Bir yanım yapmam için bana bas bas bağırırken diğer yanımsa yapmamam gerektiğini söylüyordu. Derin bir nefes aldım. İkilemde kalmaktan nefret ediyordum. Sanırım dünyadaki en boktan hislerden biriydi.

''Sana bir tavsiye vereyim Çağla. Bu tür durumlarda asla ikilemde olma. Ve senin için en tehlikelisini yap.'' diye fısıldadı Ömer kulağıma doğru. Yutkundum. Yaşadığım ikilemi hissetmişti sanki. Arkamı döndüm ve Ömer'in gözlerinin içine bakmaya başladım.

''İkilemde olduğumu nereden anladın?''

''Anlamadım. Sanırım hissettim.''

Bu tuhaftı. Ama bunu düşünmek istemiyordum. Çünkü söyledikleri içimi ferahlatmıştı.

Sanırım yapacaktım.

Ulaş'a doğru döndüm. Hala o çocukla bir şey konuşuyordu. Ne olduğunu duyamıyordum. Umurumda da olduğu söylenemezdi zaten.

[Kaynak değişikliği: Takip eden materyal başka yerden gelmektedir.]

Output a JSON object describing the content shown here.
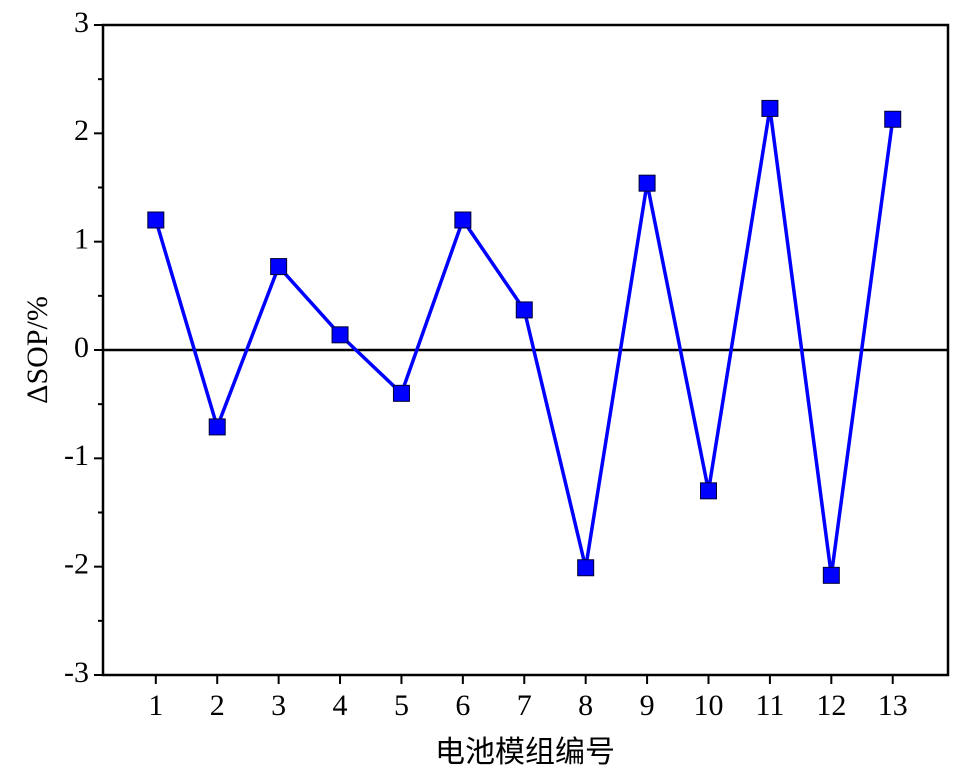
{
  "chart_data": {
    "type": "line",
    "x_label": "电池模组编号",
    "y_label": "ΔSOP/%",
    "x": [
      1,
      2,
      3,
      4,
      5,
      6,
      7,
      8,
      9,
      10,
      11,
      12,
      13
    ],
    "series": [
      {
        "color": "#0000ff",
        "values": [
          1.2,
          -0.71,
          0.77,
          0.14,
          -0.4,
          1.2,
          0.37,
          -2.01,
          1.54,
          -1.3,
          2.23,
          -2.08,
          2.13
        ]
      }
    ],
    "xlim": [
      0.14,
      13.9
    ],
    "xticks": [
      1,
      2,
      3,
      4,
      5,
      6,
      7,
      8,
      9,
      10,
      11,
      12,
      13
    ],
    "ylim": [
      -3,
      3
    ],
    "yticks": [
      -3,
      -2,
      -1,
      0,
      1,
      2,
      3
    ],
    "zero_line": true
  }
}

''Aynı anda atalım hepimiz 3 dediğimde!''

İçimden tam isabet ettirmek için dua etmeye başladım. Eğer isabet ettiremezsem dalga konusu olurdu ve bunu istemiyordum.

''1, 2...3!'''

İçimden dualar ederek balonu Ulaş'a doğru fırlattım Birkaç saniye sonra içi kırmızı boyayla dolu olan balon tam armanın olduğu yere doğru isabet etti.

Ulaş birden sendeledi ve ardından, ''Ne oluyor lan!'' diye bağırdı. Öğretmenler masasının üstüne koyduğum diğer mavi balonu aldım ve onu da Burak denen çocuğun suratına fırlattım.

''Bu kadar isabetli vuruşlar yapacağını tahmin etmemiştim.'' dedi Ömer şaşkınlığını belli ederek.

''Bende tahmin etmemiştim.''

Diğer iki balonu tanımadığım iki kıza fırlattıktan sonra pencereyi kapattım ve surat ifadelerini izlemeye başladım. Hepsi şaşkındı. Ve fazlasıyla sinirli görünüyorlardı.

İçimdeki ses, bunu yanınıza bırakmayacaklar, diye fısıldarken camı kapattım ve derin bir nefes aldım. Tuhaf hissediyordum. Uzun zamandır ruhuma ve vücuduma baskı yapan o his birden kaybolmuştu. Sanki rahatlamıştım. Bütün kötülüklerden arınmış ve yaşadığım stres kaybolmuştu.

Mutluydum. Huzurluydum.

Ömer camı yeniden açıp, ''Kudurun!'' diye bağırdı. Tüm sınıf gülmeye başladı. Şuan rezil bir durumdaydılar. Hepsinden ayrı ayrı nefret ediyordum. Oysaki nefret bu kadar kolay kazanılan bir şey değildi.

Ya da öyle miydi?

Bakışlarımı Ulaş'a çevirdiğimde sinirinin bana geçeceğini sandım bir an. Bakışları ateş saçıyordu. Ağız hareketlerinden küfür ettiğini anlayabiliyordum. Niye bu kadar çok sinirlenmişti? Ulaş bir keresinde bana maddi durumlarının iyi olduğunu ve her istediğini alabildiğini söylemişti. Bunu niye bu kadar çok sıkıntı ediyordu.

Birkaç saniye önce hissettiğim huzur kaybolmuştu. Sırama oturdum ve telefonumu elime alıp kafamın dağılması için oyun oynamaya başladım. Bence harika bir iş yapmıştım. Şuan sinirliydi ve kuduruyordu.

Yaptığım işle gurur duymalıydım.

Birkaç dakika sonra Beren, ''Ulaş ve kuduruk tayfası buraya geliyor!'' diye bağırdığında ayağa kalktım ve sınıfın tam ortasında ellerini göğsünde birleştirmiş bir şekilde Ulaş'ı bekleyen Ömer'in yanına doğru ilerledim. O balonu kimin attığını soracak ve ardından ben itiraf ettiğimde tehditler havada uçuşacaktı.